Tetapi Kitab Suci mengajarkan keselamatan hanya karena
iman. Ini berlaku dalam Perjanjian Lama (setelah kejatuhan Adam) maupun dalam
Perjanjian Baru.
¨
Perjanjian Lama.
Kej 15:6 - “Lalu percayalah
Abram kepada TUHAN, maka TUHAN memperhitungkan hal itu kepadanya sebagai
kebenaran”.
Hab 2:4 - “Sesungguhnya, orang yang
membusungkan dada, tidak lurus hatinya, tetapi orang yang benar itu akan
hidup oleh percayanya”.
¨
Perjanjian Baru.
Ef 2:8-9 - “Sebab karena kasih karunia kamu diselamatkan oleh iman; itu
bukan hasil usahamu, tetapi pemberian Allah, itu bukan hasil pekerjaanmu:
jangan ada orang yang memegahkan diri”.
Gal 2:16 - “Kamu tahu, bahwa tidak seorangpun yang dibenarkan oleh karena
melakukan hukum Taurat, tetapi hanya oleh karena iman dalam Kristus Yesus. Sebab itu kamipun telah percaya kepada Kristus
Yesus, supaya kami dibenarkan oleh karena iman dalam Kristus dan bukan oleh
karena melakukan hukum Taurat. Sebab: ‘tidak ada seorangpun yang dibenarkan’
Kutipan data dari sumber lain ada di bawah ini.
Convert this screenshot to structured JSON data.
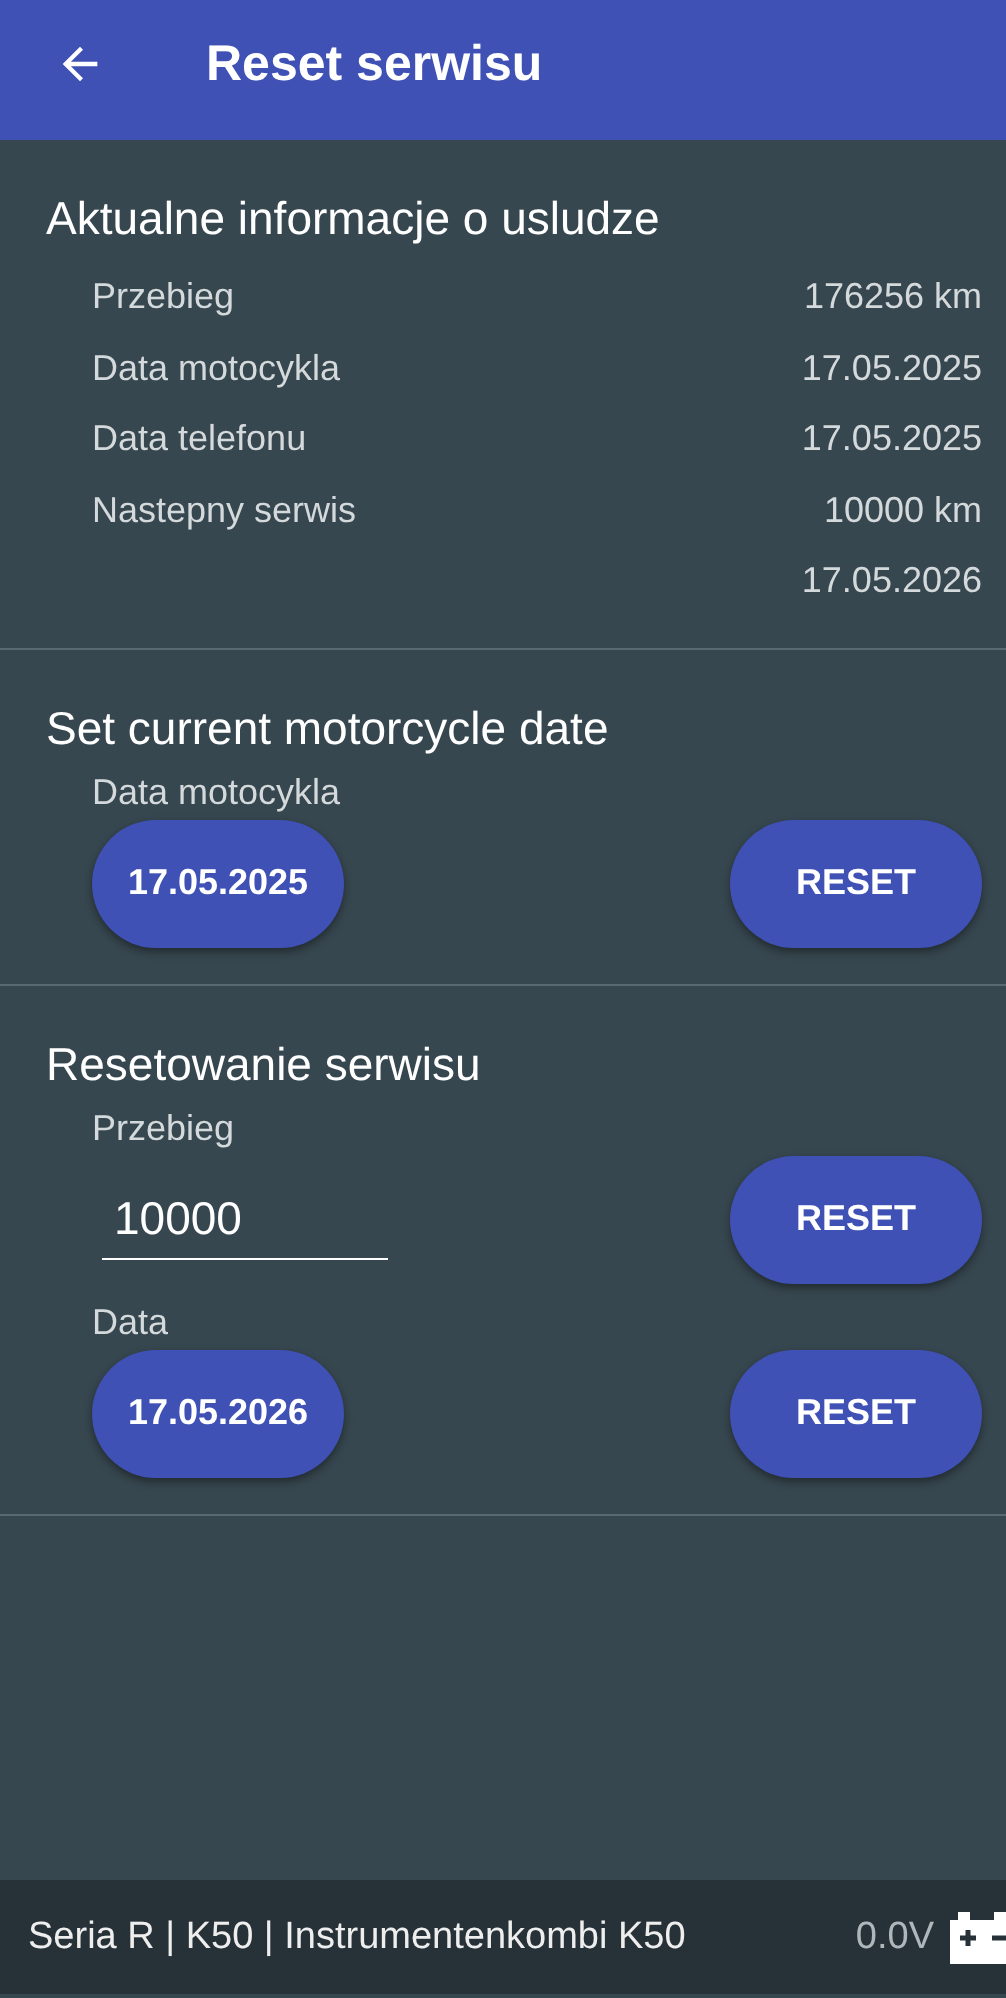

oleh karena melakukan hukum Taurat”.
Ro 3:24,27-28 - “dan oleh kasih karunia Allah telah dibenarkan
dengan cuma-cuma karena penebusan dalam Kristus Yesus. ... Jika
demikian, apa dasarnya untuk bermegah? Tidak ada! Berdasarkan perbuatan? Tidak,
melainkan berdasarkan iman! Karena kami yakin, bahwa manusia dibenarkan karena
iman, dan bukan karena ia melakukan hukum Taurat”.
Ro 9:30-32 - “Jika
demikian, apakah yang hendak kita katakan? Ini: bahwa bangsa-bangsa lain yang
tidak mengejar kebenaran, telah memperoleh kebenaran, yaitu kebenaran karena
iman. Tetapi: bahwa Israel, sungguhpun mengejar hukum yang akan mendatangkan
kebenaran, tidaklah sampai kepada hukum itu. Mengapa tidak? Karena Israel
mengejarnya bukan karena iman, tetapi karena perbuatan”.
Fil 3:7-9 - “Tetapi
apa yang dahulu merupakan keuntungan bagiku, sekarang kuanggap rugi karena
Kristus. Malahan segala sesuatu kuanggap rugi, karena pengenalan akan Kristus
Yesus, Tuhanku, lebih mulia dari pada semuanya. Oleh karena Dialah aku telah
melepaskan semuanya itu dan menganggapnya sampah, supaya aku memperoleh
Kristus, dan berada dalam Dia bukan dengan kebenaranKu sendiri karena mentaati
hukum Taurat, melainkan dengan kebenaran karena kepercayaan kepada Kristus,
yaitu kebenaran yang Allah anugerahkan berdasarkan kepercayaan”.
Text Kitab Suci lain yang
bisa dibaca: Gal 3:6-11 Kis
15:1-21.
Ada 2 hal penting yang ingin saya tambahkan dalam
persoalan ini:
1. Manusia
tidak bisa diselamatkan karena perbuatan baik. Mengapa?
a. Karena
manusia tidak bisa baik.
Kita sering memutuskan untuk berubah menjadi baik, tetapi
gagal. Misalnya saya dulu malas, dan sering berjanji untuk menjadi rajin,
tetapi terus malas.
Disamping itu, kalaupun dalam hal tertentu kita bisa
berubah menjadi baik, tetapi:
·
kebaikan itu cuma kebaikan
lahiriah, hati / pikiran kita tetap kotor / berdosa. Misalnya: tidak berzinah
tetapi melakukan pikiran cabul. Pergi berbakti / berdoa tetapi pikirannya
ngelantur.
·
kebaikan itu ada pamrihnya.
Misalnya: menolong orang miskin supaya dirinya masuk surga. Ini adalah kebaikan
yang bersifat egois, dan pada dasarnya bukanlah suatu kebaikan.
·
kita tidak baik dalam
banyak hal yang lain. Misalnya: bisa jujur, tetapi sering sombong; atau bisa
sabar tetapi sering munafik / berdusta, dan sebagainya.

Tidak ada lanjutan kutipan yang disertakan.